🤖 AI Summary
Traditional mesh-moving methods suffer from high computational complexity and poor geometric adaptability, while existing supervised learning approaches exhibit weak generalization. To address these limitations, we propose an unsupervised neural mesh adaptation framework. Our method eliminates the need for labeled training data by introducing a zero-shot generalization paradigm capable of transferring across diverse PDE types and arbitrary mesh topologies. We design an M-Uniform loss that explicitly enforces node-level equidistribution, thereby preventing mesh tangling. Furthermore, we develop a physics-informed neural architecture that jointly encodes local geometric features and physical priors, enabling end-to-end training. The approach is inherently compatible with multiscale resolutions and unstructured meshes.
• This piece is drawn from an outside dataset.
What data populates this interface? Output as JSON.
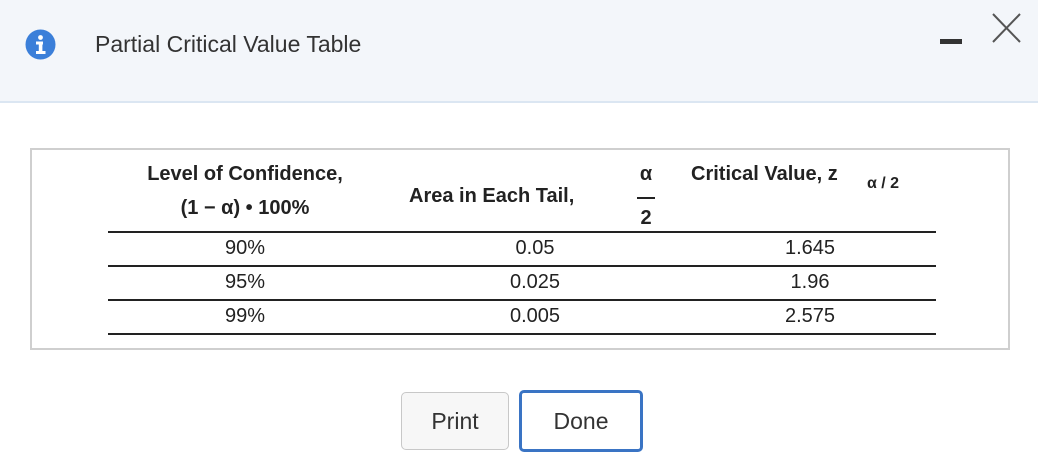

Experiments demonstrate significant improvements in accuracy and efficiency across various PDEs and complex geometries; errors decay stably, scalability is robust, and mesh deformations remain topologically safe.
📝 Abstract
Partial differential equations (PDEs) form the mathematical foundation for modeling physical systems in science and engineering, where numerical solutions demand rigorous accuracy-efficiency tradeoffs. Mesh movement techniques address this challenge by dynamically relocating mesh nodes to rapidly-varying regions, enhancing both simulation accuracy and computational efficiency. However, traditional approaches suffer from high computational complexity and geometric inflexibility, limiting their applicability, and existing supervised learning-based approaches face challenges in zero-shot generalization across diverse PDEs and mesh topologies.In this paper, we present an Unsupervised and Generalizable Mesh Movement Network (UGM2N). We first introduce unsupervised mesh adaptation through localized geometric feature learning, eliminating the dependency on pre-adapted meshes. We then develop a physics-constrained loss function, M-Uniform loss, that enforces mesh equidistribution at the nodal level.Experimental results demonstrate that the proposed network exhibits equation-agnostic generalization and geometric independence in efficient mesh adaptation. It demonstrates consistent superiority over existing methods, including robust performance across diverse PDEs and mesh geometries, scalability to multi-scale resolutions and guaranteed error reduction without mesh tangling.